We believe that everyone has a right to live in a safe place, without fear. We are fighting to end domestic violence, come together, and say ‘no’ to violence against women and girls.

Thursday 25 November is White Ribbon Day, and the 16 days following this is known as the ’16 Days of Action’. The 2021 campaign is for men across the UK to take action and make a stand about male violence against women #AllMenCan. We have committed our support to raise awareness of this important campaign and help people get the support they need.

The Domestic Abuse Act 2021 has been introduced to help protect victims and encourage perpetrators to seek help. To read the legislation in full, please click here.

What you can do to show support

  1. Wear a white ribbon

Show your support and encourage your family, friends and colleagues to wear a white ribbon too!

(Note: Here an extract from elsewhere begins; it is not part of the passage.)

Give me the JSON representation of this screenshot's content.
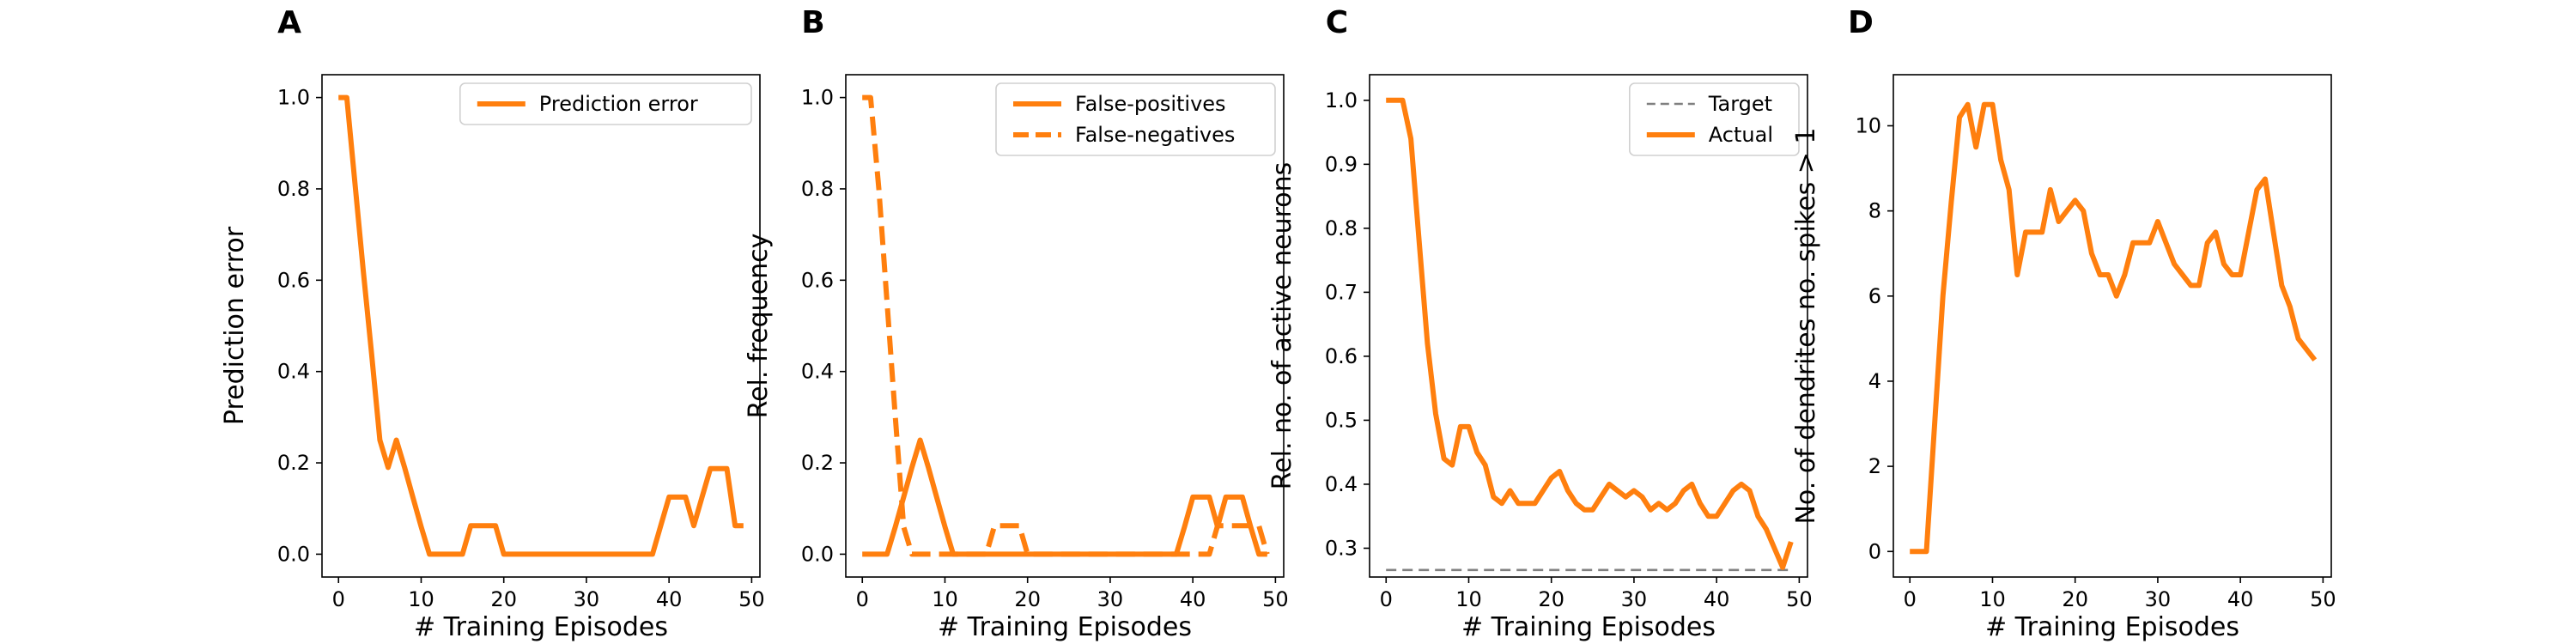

  1. Make the White Ribbon Promise

We want as many men as possible to make the White Ribbon Promise to never commit, excuse or remain silent about male violence against women.

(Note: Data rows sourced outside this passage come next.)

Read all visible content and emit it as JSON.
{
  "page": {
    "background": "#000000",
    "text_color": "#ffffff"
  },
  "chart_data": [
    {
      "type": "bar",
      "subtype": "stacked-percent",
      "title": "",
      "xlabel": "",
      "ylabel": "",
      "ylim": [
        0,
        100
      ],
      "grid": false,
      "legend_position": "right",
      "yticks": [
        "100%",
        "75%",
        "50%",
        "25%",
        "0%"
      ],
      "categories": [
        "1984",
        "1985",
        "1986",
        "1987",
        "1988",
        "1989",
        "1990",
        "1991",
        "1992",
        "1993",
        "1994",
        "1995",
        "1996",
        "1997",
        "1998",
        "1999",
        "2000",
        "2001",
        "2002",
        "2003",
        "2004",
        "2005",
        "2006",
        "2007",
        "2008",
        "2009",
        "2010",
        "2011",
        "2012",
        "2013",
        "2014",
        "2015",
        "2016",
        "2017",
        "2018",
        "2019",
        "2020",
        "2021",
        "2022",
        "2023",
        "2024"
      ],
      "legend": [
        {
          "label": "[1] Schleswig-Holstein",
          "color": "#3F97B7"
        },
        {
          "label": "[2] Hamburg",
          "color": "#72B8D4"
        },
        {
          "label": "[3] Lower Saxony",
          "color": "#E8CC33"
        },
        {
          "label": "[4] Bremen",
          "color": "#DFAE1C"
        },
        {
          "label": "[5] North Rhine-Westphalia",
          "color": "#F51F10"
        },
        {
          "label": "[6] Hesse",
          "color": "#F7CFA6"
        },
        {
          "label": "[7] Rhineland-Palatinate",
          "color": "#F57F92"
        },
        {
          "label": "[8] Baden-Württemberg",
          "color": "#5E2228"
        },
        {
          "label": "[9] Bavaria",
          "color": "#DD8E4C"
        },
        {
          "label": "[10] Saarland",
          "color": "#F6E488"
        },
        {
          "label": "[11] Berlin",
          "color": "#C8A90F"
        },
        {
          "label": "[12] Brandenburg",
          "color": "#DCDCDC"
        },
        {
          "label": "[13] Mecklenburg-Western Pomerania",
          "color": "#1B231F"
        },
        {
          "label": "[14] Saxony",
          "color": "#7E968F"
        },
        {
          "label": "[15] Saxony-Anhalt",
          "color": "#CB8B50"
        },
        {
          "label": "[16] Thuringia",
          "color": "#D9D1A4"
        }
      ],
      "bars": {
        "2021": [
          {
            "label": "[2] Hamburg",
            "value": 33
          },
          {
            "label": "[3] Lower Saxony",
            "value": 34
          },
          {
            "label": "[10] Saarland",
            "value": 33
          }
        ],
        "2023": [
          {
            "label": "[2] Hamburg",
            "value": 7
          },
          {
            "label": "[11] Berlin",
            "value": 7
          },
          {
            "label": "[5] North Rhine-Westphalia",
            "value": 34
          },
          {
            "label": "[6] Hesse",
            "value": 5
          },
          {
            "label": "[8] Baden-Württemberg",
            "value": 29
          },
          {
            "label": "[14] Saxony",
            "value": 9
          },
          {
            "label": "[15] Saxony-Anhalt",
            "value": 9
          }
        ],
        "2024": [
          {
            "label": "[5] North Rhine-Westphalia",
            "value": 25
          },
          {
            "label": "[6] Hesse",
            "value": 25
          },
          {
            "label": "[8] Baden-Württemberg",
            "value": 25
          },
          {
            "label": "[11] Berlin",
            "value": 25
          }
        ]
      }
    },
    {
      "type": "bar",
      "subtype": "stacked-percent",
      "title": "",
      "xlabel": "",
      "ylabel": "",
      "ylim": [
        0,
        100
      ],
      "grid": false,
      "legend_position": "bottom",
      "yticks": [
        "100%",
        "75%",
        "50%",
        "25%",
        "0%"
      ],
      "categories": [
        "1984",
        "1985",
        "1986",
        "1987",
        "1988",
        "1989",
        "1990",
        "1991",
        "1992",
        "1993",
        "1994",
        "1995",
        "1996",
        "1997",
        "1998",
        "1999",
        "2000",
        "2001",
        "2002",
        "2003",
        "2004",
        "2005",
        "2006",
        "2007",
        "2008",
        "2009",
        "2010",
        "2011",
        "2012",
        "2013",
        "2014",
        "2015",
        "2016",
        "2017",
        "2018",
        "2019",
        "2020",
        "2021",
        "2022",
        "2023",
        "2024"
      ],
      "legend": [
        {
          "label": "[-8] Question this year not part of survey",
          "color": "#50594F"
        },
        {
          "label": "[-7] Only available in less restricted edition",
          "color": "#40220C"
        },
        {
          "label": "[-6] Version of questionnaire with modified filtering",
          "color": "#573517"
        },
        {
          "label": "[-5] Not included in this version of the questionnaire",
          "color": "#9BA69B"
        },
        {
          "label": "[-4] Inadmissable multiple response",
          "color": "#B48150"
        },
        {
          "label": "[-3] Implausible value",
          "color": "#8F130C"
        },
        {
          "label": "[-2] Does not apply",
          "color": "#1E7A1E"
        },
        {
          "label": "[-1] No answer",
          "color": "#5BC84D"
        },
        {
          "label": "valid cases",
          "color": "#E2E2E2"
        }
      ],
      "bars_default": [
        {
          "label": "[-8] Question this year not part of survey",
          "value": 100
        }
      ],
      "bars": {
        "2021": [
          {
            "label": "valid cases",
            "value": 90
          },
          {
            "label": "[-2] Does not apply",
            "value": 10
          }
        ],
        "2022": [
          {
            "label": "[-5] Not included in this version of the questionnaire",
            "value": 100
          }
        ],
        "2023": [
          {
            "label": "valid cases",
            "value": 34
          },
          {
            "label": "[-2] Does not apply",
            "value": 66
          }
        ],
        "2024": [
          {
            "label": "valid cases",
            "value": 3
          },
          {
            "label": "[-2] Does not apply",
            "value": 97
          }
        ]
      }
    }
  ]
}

  1. Be active on social media

Follow the White Ribbon Twitter page and spread the word using these hashtags: #WhiteRibbon #AllMenCan #MakeThePromise

Over the next 18 months, we will be working to achieve the DAHA accreditation so that we are well equipped to identify domestic abuse, prevent it, and provide help for those affected.

Clare’s Law - Domestic Violence Disclosure Scheme

If you’re worried that your partner may have been abusive in the past, the police may be able to check if they have a record of abusive behaviour. You can apply for a disclosure request if you are worried about your partner, ex-partner or even for someone else’s safety.

There are many ways you can contact the police to make a request:

  • visit a police station
  • phone 101, the non-emergency number for the police
  • speak to a member of the police on the street

If you believe there is an immediate risk of harm or if you are in danger, you should always call 999.

Sarah’s Law - Child Sex Offender Disclosure Scheme

As a parent, carer, or guardian you can ask the police for information about a person who has contact with your child, or a child close to you, if you are concerned, they may be at risk.

There are many ways you can contact the police to make a request:

  • visit a police station
  • phone 101, the non-emergency number for the police
  • speak to a member of the police on the street

If you believe a child is in immediate risk of harm or danger, you should always call 999.

Support and advice

If you or someone you know is a victim of domestic abuse you are not alone, and we can help. We work with local authorities, partners and survivors to offer valuable help and support where is it most needed. If you believe there is an immediate risk of harm or in danger, you should always call 999.

  • National Domestic Abuse helpline

For independent advice and support, you can visit www.nationaldahelpline.org.uk or freephone the 24-hour hotline 0808 200 0247.

  • Safe Spaces

We have added the Safe Spaces widget on our website - discreet specialist support for people experiencing domestic abuse. You can access this at any point when visiting our website, by scrolling to the bottom and clicking the blue ‘Safe Spaces’ logo.

The Safe Spaces webpage does not appear in your internet history and has a quick exit function.